The Keeper of Lost Causes (Denmark)

2013 Denmark

SUNDAY 14 June 10.00 am
TUESDAY 16 June 8.15 pm
RUNNING TIME 97 minutes

SYNOPSIS

Following yet another rule-bending incident, Detective Carl Mørck (Nikolaj Lie Kass) is demoted and sent to the newly formed Department Q – a cellar full of cold case files, which he is to sort through and close. But with his newly assigned assistant Assad (Fares Fares), he becomes obsessed with the five-year-old case concerning the mystery of politician Merete Lynggaard’s (Sonja Richter) apparent suicide.

REVIEW BY ANDREW L. URBAN

An efficient Danish thriller/police procedural that has us on the edge from start to finish with its economical and powerful screenplay. Driving the tension is the elusive baddie and his mystery motive, but the drama is given great charge by the performance of Nikolaj Lie Kass, one of Denmark’s finest actors.

In his character, Carl, Kass compresses all the well-worn elements of the unmanageable cop who defies authority to get things done, cases solved, crims caught, wrongs righted … It takes his considerable skills to keep this character fresh and interesting, given he is saddled with typical baggage, in the form of an ex who doesn’t want to see him and a step son who uses him.

Ably aided by Fares Fares as his sidekick Assad (confirmed to be a faithful Muslim by a brief prayer scene), Kass draws us into the investigation and with sparse dialogue the filmmaker keeps the mood intense. Poor Sonja Richter has the unenviable role of the horribly treated victim, although she does get a few glam scenes in the flashbacks when she is the smiling politician before her life twists out of shape. She, too, has a burden to bear, in the shape of her brain damaged brother, whose injury was caused by the car crash that triggers much of the plot. Peter Plaugborg makes a nasty Lasse, all the better to boo him for as the villain, and the supporting cast are all excellent.

The trio of composers credited with the score do a terrific job, and the editing has great rhythm, shifting as the drama shifts. If I have a reservation, it’s about the inexplicable role of the wheelchair bound mother, another victim of that accident. It’s a minor flaw in what is a well crafted thriller without the Hollywood veneer.

REVIEW BY LOUISE KELLER

If you enjoyed The Girl With the Dragon Tattoo, you will be interested in this intriguing gritty thriller, when a cold police case concerning a missing woman is reopened. Adapted from Danish author Jussi Adler-Olsen’s novel, Nikolaj Arcel, who also adapted Dragon Tattoo, Millenium and A Royal Affair, has written a tense and gripping screenplay whose structure keeps the viewer constantly guessing as the present and the past merge in an enthralling mesh.
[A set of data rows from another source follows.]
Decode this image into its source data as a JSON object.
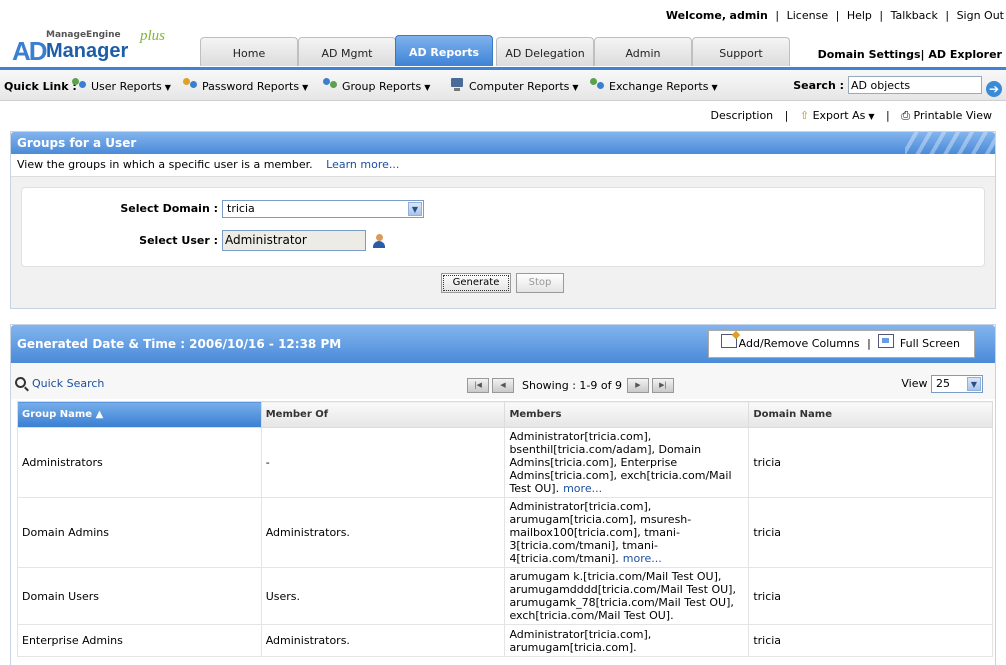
{
  "header": {
    "logo_me": "ManageEngine",
    "logo_ad": "AD",
    "logo_mgr": "Manager",
    "logo_plus": "plus",
    "welcome": "Welcome,",
    "user": "admin",
    "links": [
      "License",
      "Help",
      "Talkback",
      "Sign Out"
    ],
    "tabs": [
      "Home",
      "AD Mgmt",
      "AD Reports",
      "AD Delegation",
      "Admin",
      "Support"
    ],
    "active_tab": "AD Reports",
    "domain_settings": "Domain Settings",
    "ad_explorer": "AD Explorer"
  },
  "quicklinks": {
    "label": "Quick Link :",
    "items": [
      "User Reports",
      "Password Reports",
      "Group Reports",
      "Computer Reports",
      "Exchange Reports"
    ],
    "search_label": "Search :",
    "search_value": "AD objects"
  },
  "actions": {
    "description": "Description",
    "export": "Export As",
    "printable": "Printable View"
  },
  "panel": {
    "title": "Groups for a User",
    "description": "View the groups in which a specific user is a member.",
    "learn_more": "Learn more...",
    "domain_label": "Select Domain :",
    "domain_value": "tricia",
    "user_label": "Select User :",
    "user_value": "Administrator",
    "generate": "Generate",
    "stop": "Stop"
  },
  "results": {
    "title": "Generated Date & Time : 2006/10/16 - 12:38 PM",
    "add_remove": "Add/Remove Columns",
    "full_screen": "Full Screen",
    "quick_search": "Quick Search",
    "showing": "Showing : 1-9 of 9",
    "view_label": "View",
    "view_value": "25",
    "columns": [
      "Group Name ▲",
      "Member Of",
      "Members",
      "Domain Name"
    ],
    "rows": [
      {
        "group": "Administrators",
        "member_of": "-",
        "members": "Administrator[tricia.com], bsenthil[tricia.com/adam], Domain Admins[tricia.com], Enterprise Admins[tricia.com], exch[tricia.com/Mail Test OU].",
        "more": "more...",
        "domain": "tricia"
      },
      {
        "group": "Domain Admins",
        "member_of": "Administrators.",
        "members": "Administrator[tricia.com], arumugam[tricia.com], msuresh-mailbox100[tricia.com], tmani-3[tricia.com/tmani], tmani-4[tricia.com/tmani].",
        "more": "more...",
        "domain": "tricia"
      },
      {
        "group": "Domain Users",
        "member_of": "Users.",
        "members": "arumugam k.[tricia.com/Mail Test OU], arumugamdddd[tricia.com/Mail Test OU], arumugamk_78[tricia.com/Mail Test OU], exch[tricia.com/Mail Test OU].",
        "more": "",
        "domain": "tricia"
      },
      {
        "group": "Enterprise Admins",
        "member_of": "Administrators.",
        "members": "Administrator[tricia.com], arumugam[tricia.com].",
        "more": "",
        "domain": "tricia"
      }
    ]
  },
  "colors": {
    "accent": "#4a8ad8",
    "link": "#1b4f9c"
  }
}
Mikkel Nørgaard’s film uses dark tones and a disconcerting soundscape to keep us on edge while handsome, square jawed Nikolaj Lie Kaas engages as the sullen, stubborn and determined former homicide cop who breaks rules and makes a difference.

In a brief opening sequence, the circumstances are shown that force Carl Mørck (Kaas) to head up Department Q, a token dead end department when a police sting goes wrong. With instructions to close cold cases from the past 20 years, Carl with his assistant Assad (Fares Fares), who gets to know him better than he knows himself, sets about to discover what really happened to Merete Lynggaard (Sonja Richter), an up and coming politician who was suspected to have committed suicide five years earlier. Effectively using flashback, we learn the truth about Merete, as Carl digs furiously through the files and follows every lead, however obtuse. The scenes with the Uffe (Ernst Boye), Merete’s brain damaged younger brother whose piercing eye contact replaces speech are extremely edgy and tension builds nicely as pertinent details from the past come to light.

Together with Carl and Assad, we retrace Merete’s steps on the night she disappeared from the ferry in bad weather. What happened that night? Who is the man in the raincoat whose presence was omitted from the police report? Was there a new man in Merete’s life? And what is the relevance of the car crash in which Uffe was injured years ago? The answers to these questions and many more slowly come to light as the riddle unravels. No dialogue is needed in the hard-hitting crucial scenes towards the end and, with the exception of one superfluous sequence involving a wheel-chair bound woman, this is a terrific, hard-hitting thriller that keeps us guessing right until the end. Despite its themes, onscreen violence is kept to a minimum, effectively leaving most of it to our imagination. Adler-Olsen’s novel is the first of several, so it is likely that we will be treated to more unravelling of Lost Causes in future films.